ETA: in Eliezer’s AGI ruin post, he says,
We already have humans who are smart enough to do par-human moral reasoning. For “AI can do par-human moral reasoning” to help solve the alignment problem, there needs to be some additional benefit to having AI systems that can match a human (e.g., some benefit to our being able to produce enormous numbers of novel moral judgments without relying on an existing text corpus or hiring thousands of humans to produce them). Do you have some benefit in mind?
I don’t think the critical point of contention here is about whether par-human moral reasoning will help with alignment. It could, but I’m not making that argument. I’m primarily making the argument that specifying the human value function, or getting an AI to reflect back (and not merely passively understand) the human value function, seems easier than many past comments from MIRI people suggest. This problem is one aspect of the alignment problem, although by no means all of it, and I think it’s important to point out that we seem to be approaching an adequate solution.
For me, the answer here is “probably yes”; I think there is some bar of ‘moral’ and ‘intelligent’ where this doesn’t happen, but I don’t feel confident about where it is.

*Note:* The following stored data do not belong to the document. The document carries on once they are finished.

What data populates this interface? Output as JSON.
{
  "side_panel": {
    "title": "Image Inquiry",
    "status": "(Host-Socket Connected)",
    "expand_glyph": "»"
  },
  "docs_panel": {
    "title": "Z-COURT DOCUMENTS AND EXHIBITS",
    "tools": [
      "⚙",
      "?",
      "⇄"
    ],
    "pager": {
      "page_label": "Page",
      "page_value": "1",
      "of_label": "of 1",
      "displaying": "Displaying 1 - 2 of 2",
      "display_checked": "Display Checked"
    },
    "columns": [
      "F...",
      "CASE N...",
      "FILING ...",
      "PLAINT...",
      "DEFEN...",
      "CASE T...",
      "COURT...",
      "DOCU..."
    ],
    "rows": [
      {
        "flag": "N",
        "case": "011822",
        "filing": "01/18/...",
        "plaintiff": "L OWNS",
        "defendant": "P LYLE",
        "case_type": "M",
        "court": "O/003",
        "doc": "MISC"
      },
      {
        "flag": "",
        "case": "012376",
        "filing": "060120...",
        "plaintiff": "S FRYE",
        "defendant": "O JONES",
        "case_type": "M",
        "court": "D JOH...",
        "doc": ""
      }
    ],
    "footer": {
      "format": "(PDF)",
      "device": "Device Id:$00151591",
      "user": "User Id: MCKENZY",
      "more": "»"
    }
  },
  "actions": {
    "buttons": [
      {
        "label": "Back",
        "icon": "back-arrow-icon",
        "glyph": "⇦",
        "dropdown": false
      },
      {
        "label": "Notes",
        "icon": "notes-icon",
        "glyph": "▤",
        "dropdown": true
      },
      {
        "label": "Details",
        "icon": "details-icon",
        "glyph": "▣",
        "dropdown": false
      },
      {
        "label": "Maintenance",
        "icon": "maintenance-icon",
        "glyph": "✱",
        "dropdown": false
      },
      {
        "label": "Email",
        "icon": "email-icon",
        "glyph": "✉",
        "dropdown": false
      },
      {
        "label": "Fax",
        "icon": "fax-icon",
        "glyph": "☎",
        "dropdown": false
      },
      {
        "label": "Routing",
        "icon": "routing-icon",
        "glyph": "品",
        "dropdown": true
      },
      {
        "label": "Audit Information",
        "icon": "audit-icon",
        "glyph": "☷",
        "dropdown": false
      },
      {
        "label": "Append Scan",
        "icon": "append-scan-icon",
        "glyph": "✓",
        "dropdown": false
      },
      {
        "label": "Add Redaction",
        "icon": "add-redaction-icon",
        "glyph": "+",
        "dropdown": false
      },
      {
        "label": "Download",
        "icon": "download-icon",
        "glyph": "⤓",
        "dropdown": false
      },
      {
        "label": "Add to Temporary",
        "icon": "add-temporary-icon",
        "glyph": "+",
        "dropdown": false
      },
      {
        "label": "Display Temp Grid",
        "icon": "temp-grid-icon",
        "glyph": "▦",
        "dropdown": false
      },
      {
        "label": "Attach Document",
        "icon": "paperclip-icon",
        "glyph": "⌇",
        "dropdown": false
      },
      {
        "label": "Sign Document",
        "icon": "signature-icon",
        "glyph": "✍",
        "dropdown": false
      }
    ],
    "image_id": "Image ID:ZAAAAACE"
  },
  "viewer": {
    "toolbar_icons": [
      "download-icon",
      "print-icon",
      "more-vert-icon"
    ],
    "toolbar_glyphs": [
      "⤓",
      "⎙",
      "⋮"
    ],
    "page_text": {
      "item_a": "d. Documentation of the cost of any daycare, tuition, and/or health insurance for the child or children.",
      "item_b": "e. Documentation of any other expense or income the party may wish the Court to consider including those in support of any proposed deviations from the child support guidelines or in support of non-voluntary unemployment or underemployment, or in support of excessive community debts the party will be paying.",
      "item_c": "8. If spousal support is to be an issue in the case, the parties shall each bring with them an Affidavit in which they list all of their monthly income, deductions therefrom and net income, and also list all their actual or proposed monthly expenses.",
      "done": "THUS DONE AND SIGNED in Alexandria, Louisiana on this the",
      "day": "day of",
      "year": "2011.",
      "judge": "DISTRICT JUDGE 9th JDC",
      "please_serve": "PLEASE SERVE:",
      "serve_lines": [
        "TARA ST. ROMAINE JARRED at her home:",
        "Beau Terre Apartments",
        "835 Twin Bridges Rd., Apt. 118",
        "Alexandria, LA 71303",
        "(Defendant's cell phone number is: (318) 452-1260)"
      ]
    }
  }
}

I think there are two things that I expect to be big issues, and probably more I’m not thinking of:
Managing freedom for others while not allowing for catastrophic risks; I think lots of ways to mismanage that balance result in ‘destroying the world’, probably with different levels of moral loss.
The relevant morality is different for different social roles—someone being a good neighbor does not make them a good judge or good general. Even if someone scores highly on a ‘general factor of morality’ (assuming that such a thing exists) it is not obvious they will make for a good god-emperor. There is relatively little grounded human thought on how to be a good god-emperor. [Another way to put this is that “preserving their moral faculties” is not obviously enough / a good standard; probably their moral faculties should develop a lot in contact with their new situation!]
I understand Eliezer’s position to be that 1) intelligence helps with moral judgment and 2) it’s better to start with biological humans than whatever AI design is best at your intelligence-related subtask, but also that intelligence amplification is dicey business and this is more like “the least bad option” than one that seems actively good.
Like we have some experience inculcating moral values in humans that will probably generalize better to augmented humans than it will to AIs; but also I think Eliezer is more optimistic (for timing reasons) about amplifications that can be done to adult humans.
Yeah, my interpretation of that is “if your target is the human level of wisdom, it will destroy humans just like humans are on track to do.” If someone is thinking “will this be as good as the Democrats being in charge or the Republicans being in charge?” they are not grappling with the difficulty of successfully wielding futuristically massive amounts of power.